Hi, I'm Ari, one of the founders of Rowan, where I lead product and strategy. In today's video, I'm going to be talking about Rowan's descriptors calculation workflow. We'll go over how to submit a workflow, what the workflow does, and how you can use the results, both in Rowan and export them to use in further projects.
Now descriptors, at a very high level, are a way of generating a feature vector for your molecules so that you can run data science and machine learning workflows on your molecules. And we think that this is especially good when you're working with properties that are hard to run physics-based simulations to predict.
So to submit a descriptors calculation workflow on Rowan, we'll go ahead and click "descriptors calculation" and we'll upload the files that we're going to be looking at today. For this example, we're just going to look at this super basic set of alcohols. You can see that there's nothing fancy here, and that these structures loaded in all right.
And so we'll just go ahead and submit these six molecules, and we can submit them all at once, and they'll start running. And what's gonna happen is Rowan is going to use Mordred to generate some molecular graph and conformer-dependent features, as well as XTB to generate some per-atom descriptors.

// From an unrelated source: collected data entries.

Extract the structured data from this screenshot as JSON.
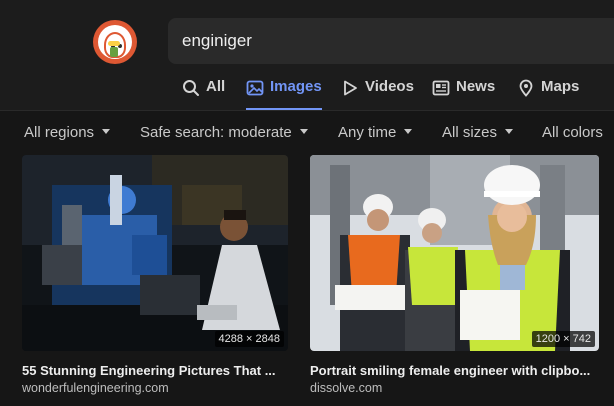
{
  "search": {
    "query": "enginiger"
  },
  "tabs": [
    {
      "label": "All",
      "icon": "search-icon"
    },
    {
      "label": "Images",
      "icon": "image-icon",
      "active": true
    },
    {
      "label": "Videos",
      "icon": "play-icon"
    },
    {
      "label": "News",
      "icon": "newspaper-icon"
    },
    {
      "label": "Maps",
      "icon": "map-pin-icon"
    }
  ],
  "filters": [
    {
      "label": "All regions"
    },
    {
      "label": "Safe search: moderate"
    },
    {
      "label": "Any time"
    },
    {
      "label": "All sizes"
    },
    {
      "label": "All colors"
    }
  ],
  "results": [
    {
      "title": "55 Stunning Engineering Pictures That ...",
      "source": "wonderfulengineering.com",
      "dimensions": "4288 × 2848"
    },
    {
      "title": "Portrait smiling female engineer with clipbo...",
      "source": "dissolve.com",
      "dimensions": "1200 × 742"
    }
  ],
  "colors": {
    "accent": "#7295f6",
    "brand": "#de5833",
    "background": "#161616"
  }
}
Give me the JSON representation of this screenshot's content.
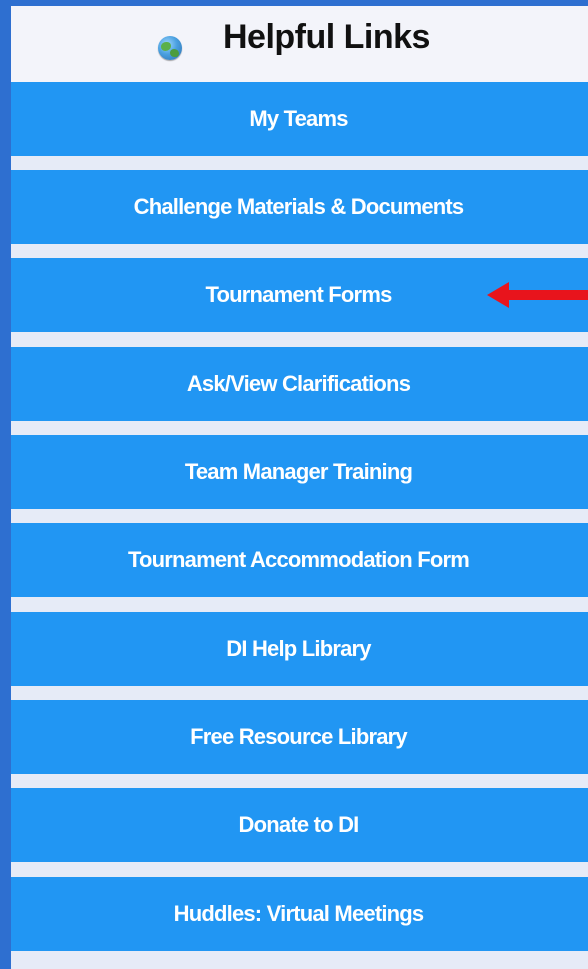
{
  "header": {
    "title": "Helpful Links",
    "icon": "globe-icon"
  },
  "links": [
    {
      "label": "My Teams"
    },
    {
      "label": "Challenge Materials & Documents"
    },
    {
      "label": "Tournament Forms",
      "highlighted": true
    },
    {
      "label": "Ask/View Clarifications"
    },
    {
      "label": "Team Manager Training"
    },
    {
      "label": "Tournament Accommodation Form"
    },
    {
      "label": "DI Help Library"
    },
    {
      "label": "Free Resource Library"
    },
    {
      "label": "Donate to DI"
    },
    {
      "label": "Huddles: Virtual Meetings"
    }
  ],
  "annotation": {
    "arrow_icon": "red-arrow-left-icon",
    "arrow_color": "#e8141c"
  },
  "colors": {
    "button_bg": "#2196f3",
    "panel_border": "#2e6fd0",
    "panel_bg": "#e6ebf7",
    "header_bg": "#f3f4fa"
  }
}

These are small molecules and the descriptors workflow super fast, so it's already finished running. We'll go ahead and hide the sidebar, and we can view these results. So at a glance, you see that Rowan gives you this table view. You can sort by any descriptor. You can look and see what the descriptor actually calculates. And of course, you can filter.
I think we should look for hydrogen bond donors today. So I'll just type in "hydrogen bond." You can search, and we can see that there are two features related to hydrogen bonds. That's this hydrogen bond acceptor feature and this hydrogen bond donor feature. When we're working with these features, often we'll wanna take it and use it somewhere else. And so you can always download all of this data as a CSV and load it into whatever software you're using for data science or machine learning.
One cool thing though is that inside of the Rowan platform, you can run principal component analysis on a library of descriptors that you've calculated. And PCA is a statistical method that will cluster our data. So we're looking at PCA 1 and 2 and that gives us this nice XY plot. And it spreads our data out so we can see similarities and differences and make sure that whatever library we're working with covers chemical space nicely.
And so you can see that one thing that's really separating our compounds in this example is just this atom bond connectivity index. And if we want to see the actual values for each of these data points, we can click on this feature and it'll color. And by hovering over the points, we can sort of visually inspect and get a sense for, okay, what's contributing to the variance in my data right now? And if we want to look at number of hydrogen bond donors, again, we can do that too. And we'll see the data colors nicely. And, you know, with this basic example, of course, this isn't super impressive, but I think it is really cool. And if you want to work with these PCA coordinates outside of Rowan, you can download the data as a CSV right here again.